Un nerf endommagé envoie des signaux contradictoires au cerveau, qui interprète ces signaux comme de la douleur ou au mieux comme une démangeaison intense, voire les deux simultanément. Les nerfs ont la particularité de se réparer très lentement; un zona peut donc occasionner des douleurs difficilement tolérables plusieurs mois voire plusieurs années après que le virus ait été inactivé. Plus l’inactivation est rapide, plus la durée des douleurs sera brève; une attente de deux jours peut impliquer plusieurs mois de douleurs supplémentaires. Le diagnostic erroné de la doctoresse à la permanence d’admed n’est donc pas innocent. Il est même incompréhensible à certains égards. Se fonder sur l’impression de douleur ressentie par le patient, donc sur une information largement subjective, ne constitue pas une démarche scientifique, d’autant que les premiers symptômes du zona ne sont guère douloureux. Par ailleurs, il semble d’après divers avis que le diagnostic du zona ne soit pas très compliqué à réaliser de manière parfaitement objective; mais là, je ne puis être catégorique, bien sûr.

Harry Zona avait parfaitement réagi aux premiers symptômes; il a eu le tort de faire confiance à un diagnostic erroné et injustifiable. On peut dire qu’il a fait tout juste, mais que le médecin de la permanence (qui seul pouvait lui prescrire un virostatique) a quant à lui fait tout faux.

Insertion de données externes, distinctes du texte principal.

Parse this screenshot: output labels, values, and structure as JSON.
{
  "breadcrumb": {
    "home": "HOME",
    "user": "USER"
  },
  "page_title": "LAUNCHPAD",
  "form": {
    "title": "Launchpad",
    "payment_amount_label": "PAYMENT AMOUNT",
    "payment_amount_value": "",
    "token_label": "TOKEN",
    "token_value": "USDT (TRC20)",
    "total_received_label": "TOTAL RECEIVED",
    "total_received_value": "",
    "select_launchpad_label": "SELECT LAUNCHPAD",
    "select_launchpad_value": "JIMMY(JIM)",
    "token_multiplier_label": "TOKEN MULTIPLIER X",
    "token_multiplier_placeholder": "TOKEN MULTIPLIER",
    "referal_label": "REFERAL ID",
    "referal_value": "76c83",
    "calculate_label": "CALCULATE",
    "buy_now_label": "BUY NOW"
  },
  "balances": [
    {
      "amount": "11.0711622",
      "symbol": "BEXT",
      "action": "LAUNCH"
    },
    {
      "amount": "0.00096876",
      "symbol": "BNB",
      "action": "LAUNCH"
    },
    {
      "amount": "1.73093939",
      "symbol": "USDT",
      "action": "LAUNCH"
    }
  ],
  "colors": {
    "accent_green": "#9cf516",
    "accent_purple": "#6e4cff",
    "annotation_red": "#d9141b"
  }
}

La morale de cette histoire ? Errare humanum est, bien sûr; mais il est des erreurs qu’un professionnel ne devrait pas commettre. De toutes façons, un diagnostic posé sur une information potentiellement subjective constitue une inadmissible erreur qui pourrait s’avérer grave. Et dans le doute, la responsable de ce diagnostic eût dû prendre un avis de tiers, sur une base photographique, par exemple; ou éventuellement prescrire un virostatique à titre préventif, pour la durée du congé dominical, en imposant un contrôle additionnel le lundi. Dans le doute, la prescription d’une pommade à base de cortisone est une hérésie, car la cortisone constitue un véritable booster pour le virus du zona. Actuellement, trois mois plus tard, les douleurs sont toujours suffisamment gênantes pour troubler le sommeil de Harry Zona, et lui pourrir l’existence, ainsi que celles de ses proches, en raison de la dégradation de son humeur, et de son irascibilité sccrue.

S’il vous arrive de ressentir une sensation de brûlure – comme un coup de soleil – localisée sur le corps, insistez pour obtenir un dagnostic précis, car le zona est semble-t-il assez facile à identifier de manière précise et infaillible, par un praticien compétent bien sûr. Mieux encore, faites-vous vacciner ! Ce n’est pas coûteux, ni douloureux, et cela vous évitera de longs mois, voire davantage, de douleurs et d’inconfort.